Nicholas Carr’s The Shallows

Reviewed in this essay:

The Shallows: What the Internet is Doing To Our Brains by Nicholas Carr. W.W. Norton & Company, 2011.

Google. Huffington. Sports scores. Twitter. Text. Blog, blog, blog. Twitt—PHONE CALL!—Email. Facebook. Twitter . . .

Does this read like the score of activities that occupy just two minutes of your day? In his Pulitzer-nominated book, The Shallows: What the Internet is Doing To Our Brains, Nicholas Carr examines just that: the rapid-fire, attention-pruning effects the Internet is having on its hapless (and sometimes addicted) users.

Marshall McLuhan, who would be 100 years old this year, wrote that we shape our tools and thereafter our tools shape us. While McLuhan only lived to see fairly primitive computers, the truth of his axiom continues to unfold.
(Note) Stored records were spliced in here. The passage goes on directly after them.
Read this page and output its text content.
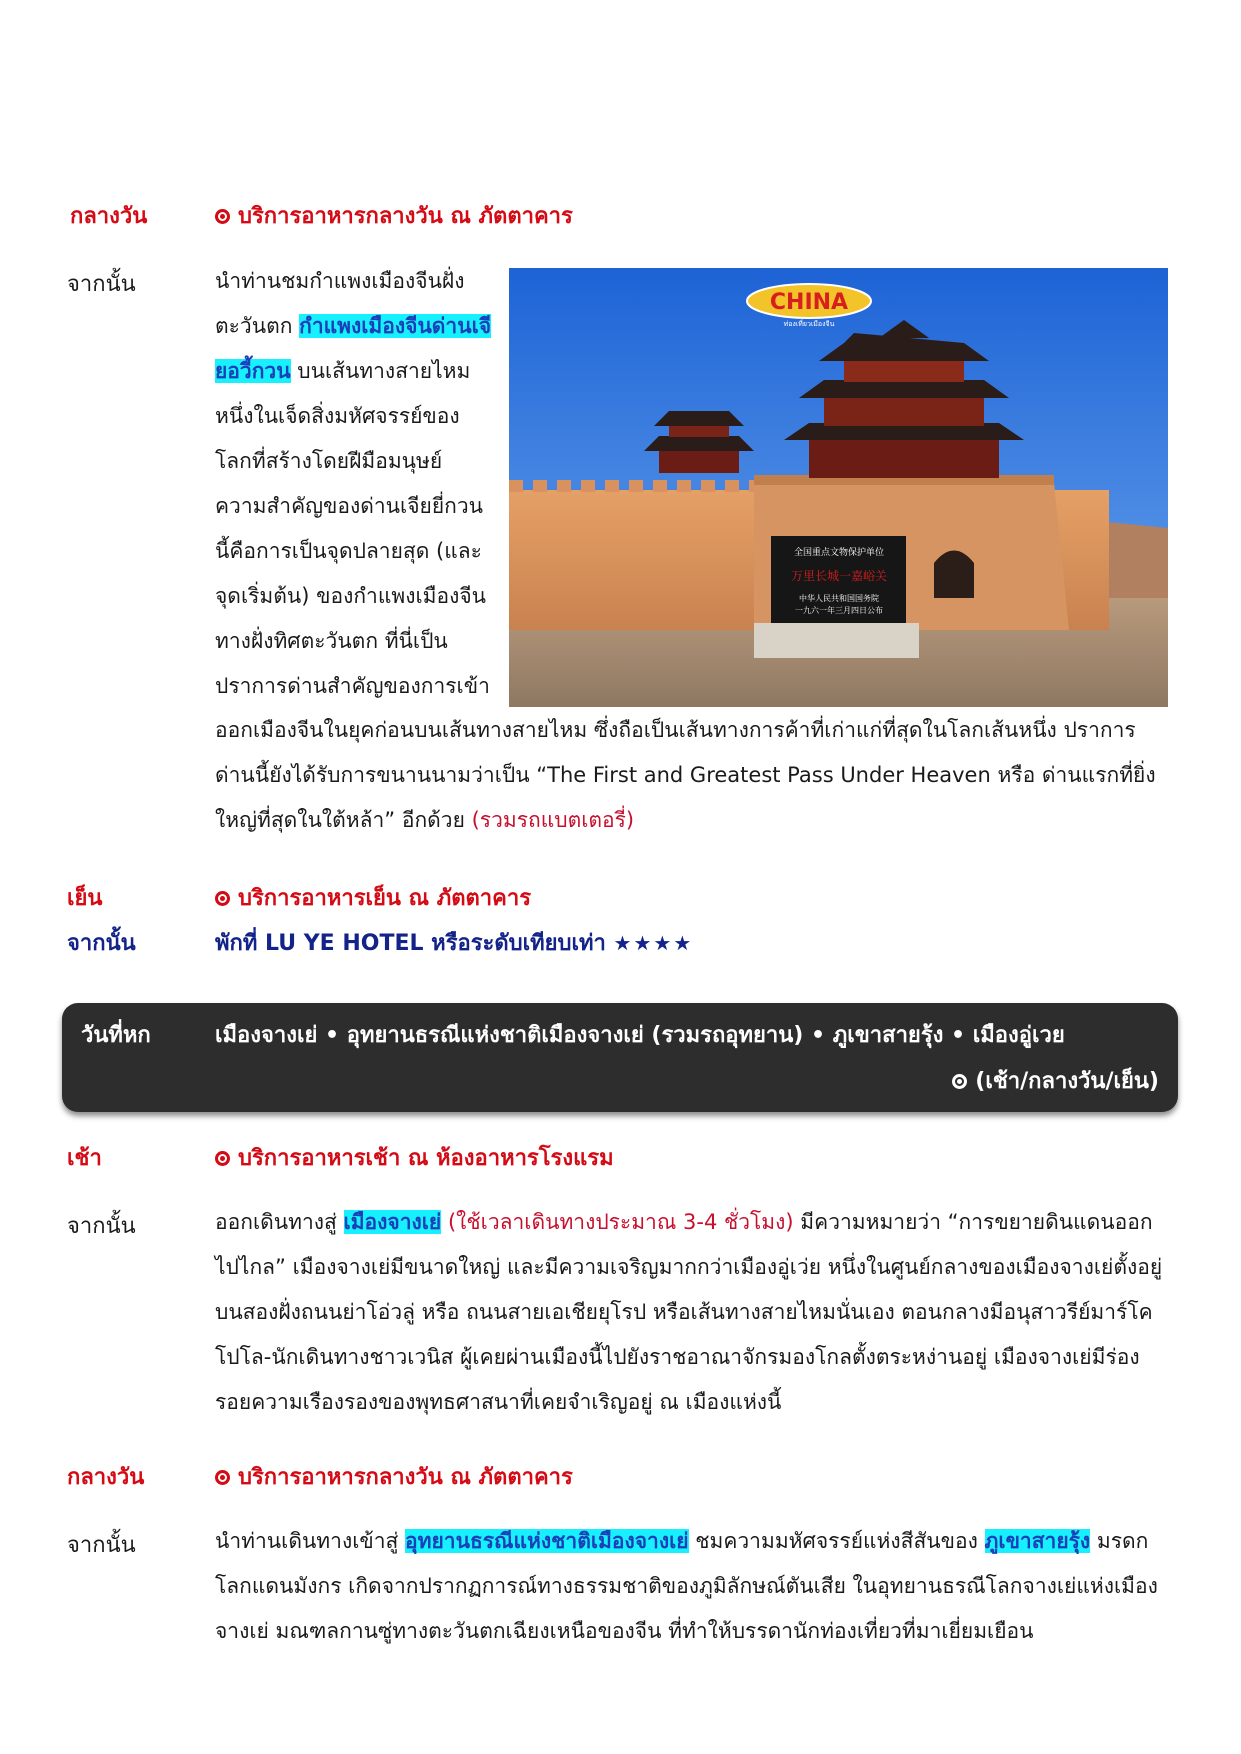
กลางวัน	บริการอาหารกลางวัน ณ ภัตตาคาร
จากนั้น	นำท่านชมกำแพงเมืองจีนฝั่งตะวันตก กำแพงเมืองจีนด่านเจียอวี้กวน บนเส้นทางสายไหม หนึ่งในเจ็ดสิ่งมหัศจรรย์ของโลกที่สร้างโดยฝีมือมนุษย์ ความสำคัญของด่านเจียยี่กวนนี้คือการเป็นจุดปลายสุด (และจุดเริ่มต้น) ของกำแพงเมืองจีนทางฝั่งทิศตะวันตก ที่นี่เป็นปราการด่านสำคัญของการเข้า

全国重点文物保护单位
万里长城一嘉峪关
中华人民共和国国务院
一九六一年三月四日公布
CHINA
ท่องเที่ยวเมืองจีน

ออกเมืองจีนในยุคก่อนบนเส้นทางสายไหม ซึ่งถือเป็นเส้นทางการค้าที่เก่าแก่ที่สุดในโลกเส้นหนึ่ง ปราการด่านนี้ยังได้รับการขนานนามว่าเป็น “The First and Greatest Pass Under Heaven หรือ ด่านแรกที่ยิ่งใหญ่ที่สุดในใต้หล้า” อีกด้วย (รวมรถแบตเตอรี่)

เย็น	บริการอาหารเย็น ณ ภัตตาคาร
จากนั้น	พักที่ LU YE HOTEL หรือระดับเทียบเท่า ★★★★
วันที่หก	เมืองจางเย่ • อุทยานธรณีแห่งชาติเมืองจางเย่ (รวมรถอุทยาน) • ภูเขาสายรุ้ง • เมืองอู่เวย
(เช้า/กลางวัน/เย็น)
เช้า	บริการอาหารเช้า ณ ห้องอาหารโรงแรม
จากนั้น	ออกเดินทางสู่ เมืองจางเย่ (ใช้เวลาเดินทางประมาณ 3-4 ชั่วโมง) มีความหมายว่า “การขยายดินแดนออกไปไกล” เมืองจางเย่มีขนาดใหญ่ และมีความเจริญมากกว่าเมืองอู่เว่ย หนึ่งในศูนย์กลางของเมืองจางเย่ตั้งอยู่บนสองฝั่งถนนย่าโอ่วลู่ หรือ ถนนสายเอเชียยุโรป หรือเส้นทางสายไหมนั่นเอง ตอนกลางมีอนุสาวรีย์มาร์โค โปโล-นักเดินทางชาวเวนิส ผู้เคยผ่านเมืองนี้ไปยังราชอาณาจักรมองโกลตั้งตระหง่านอยู่ เมืองจางเย่มีร่องรอยความเรืองรองของพุทธศาสนาที่เคยจำเริญอยู่ ณ เมืองแห่งนี้

กลางวัน	บริการอาหารกลางวัน ณ ภัตตาคาร
จากนั้น	นำท่านเดินทางเข้าสู่ อุทยานธรณีแห่งชาติเมืองจางเย่ ชมความมหัศจรรย์แห่งสีสันของ ภูเขาสายรุ้ง มรดกโลกแดนมังกร เกิดจากปรากฏการณ์ทางธรรมชาติของภูมิลักษณ์ตันเสีย ในอุทยานธรณีโลกจางเย่แห่งเมืองจางเย่ มณฑลกานซู่ทางตะวันตกเฉียงเหนือของจีน ที่ทำให้บรรดานักท่องเที่ยวที่มาเยี่ยมเยือน
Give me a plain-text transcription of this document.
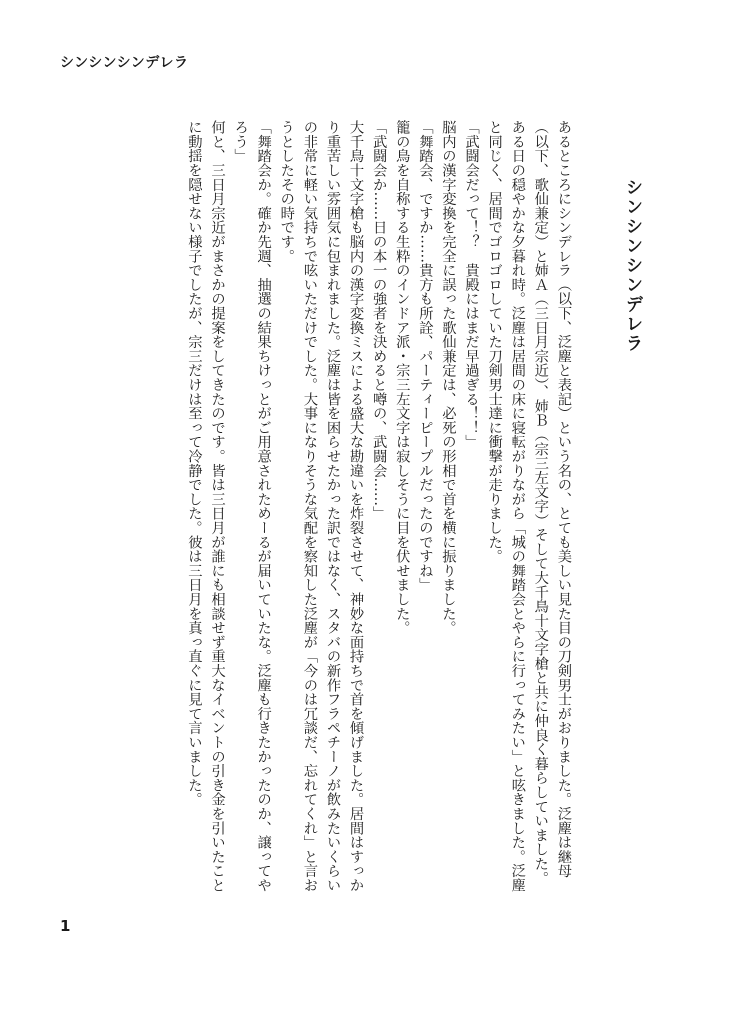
シンシンシンデレラ

シンシンシンデレラ

あるところにシンデレラ（以下、泛塵と表記）という名の、とても美しい見た目の刀剣男士がおりました。泛塵は継母（以下、歌仙兼定）と姉Ａ（三日月宗近）、姉Ｂ（宗三左文字）そして大千鳥十文字槍と共に仲良く暮らしていました。

ある日の穏やかな夕暮れ時。泛塵は居間の床に寝転がりながら「城の舞踏会とやらに行ってみたい」と呟きました。泛塵と同じく、居間でゴロゴロしていた刀剣男士達に衝撃が走りました。

「武闘会だって！？　貴殿にはまだ早過ぎる！！」

脳内の漢字変換を完全に誤った歌仙兼定は、必死の形相で首を横に振りました。

「舞踏会、ですか……貴方も所詮、パーティーピープルだったのですね」

籠の鳥を自称する生粋のインドア派・宗三左文字は寂しそうに目を伏せました。

「武闘会か……日の本一の強者を決めると噂の、武闘会……」

大千鳥十文字槍も脳内の漢字変換ミスによる盛大な勘違いを炸裂させて、神妙な面持ちで首を傾げました。居間はすっかり重苦しい雰囲気に包まれました。泛塵は皆を困らせたかった訳ではなく、スタバの新作フラペチーノが飲みたいくらいの非常に軽い気持ちで呟いただけでした。大事になりそうな気配を察知した泛塵が「今のは冗談だ、忘れてくれ」と言おうとしたその時です。

「舞踏会か。確か先週、抽選の結果ちけっとがご用意されためーるが届いていたな。泛塵も行きたかったのか、譲ってやろう」

何と、三日月宗近がまさかの提案をしてきたのです。皆は三日月が誰にも相談せず重大なイベントの引き金を引いたことに動揺を隠せない様子でしたが、宗三だけは至って冷静でした。彼は三日月を真っ直ぐに見て言いました。

1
Indeed, Carr recognizes his indebtedness to McLuhan’s work by alluding to the theorist in the very first sentence of The Shallows. Carr uses McLuhan as a launching point, and relying on personal observation as well as recent neurological studies, claims that the Internet is profoundly altering the structure of the human brain.

Carr develops his theory by reflecting on the nature of our “tools.” He does an excellent job of arguing that the essence of the Internet is constant distraction. He provides  a chapter discussing the significance of the shift from print to electronic reading, and delves into the deep, dark corners of the Internet with a chapter entitled “The Church of Google.”

What’s the big deal?

When you’re reading a book, you’re either reading, or not reading. Not so, with a computer. Manufacturers have for years pushed increased RAM on computers, which allows for greater multitasking. Compounded with that device once called a cell phone (which is quickly morphing into a mobile computer) as well as the embedded links and ads in any Internet article or book you might be reading, achieving that old-school, bookish focus becomes something of a monastic practice.

Indeed, attention deficit has become the norm, and attention surplus, the disorder.

The Shallows arrives amidst several other books that beg us to think critically about the technologies that are embedding themselves deeper and deeper within us. At times Carr writes with a hint of nostalgia, lamenting the loss of that bookish deep-thinking style, which also came with its own streak of problems. At times Carr limits the scope of his discussion by taking a moral stance, although it’s never excessive.

This is a very important book, and if you still have the attention span to absorb 200 pages on a single subject, this would be well worth your time.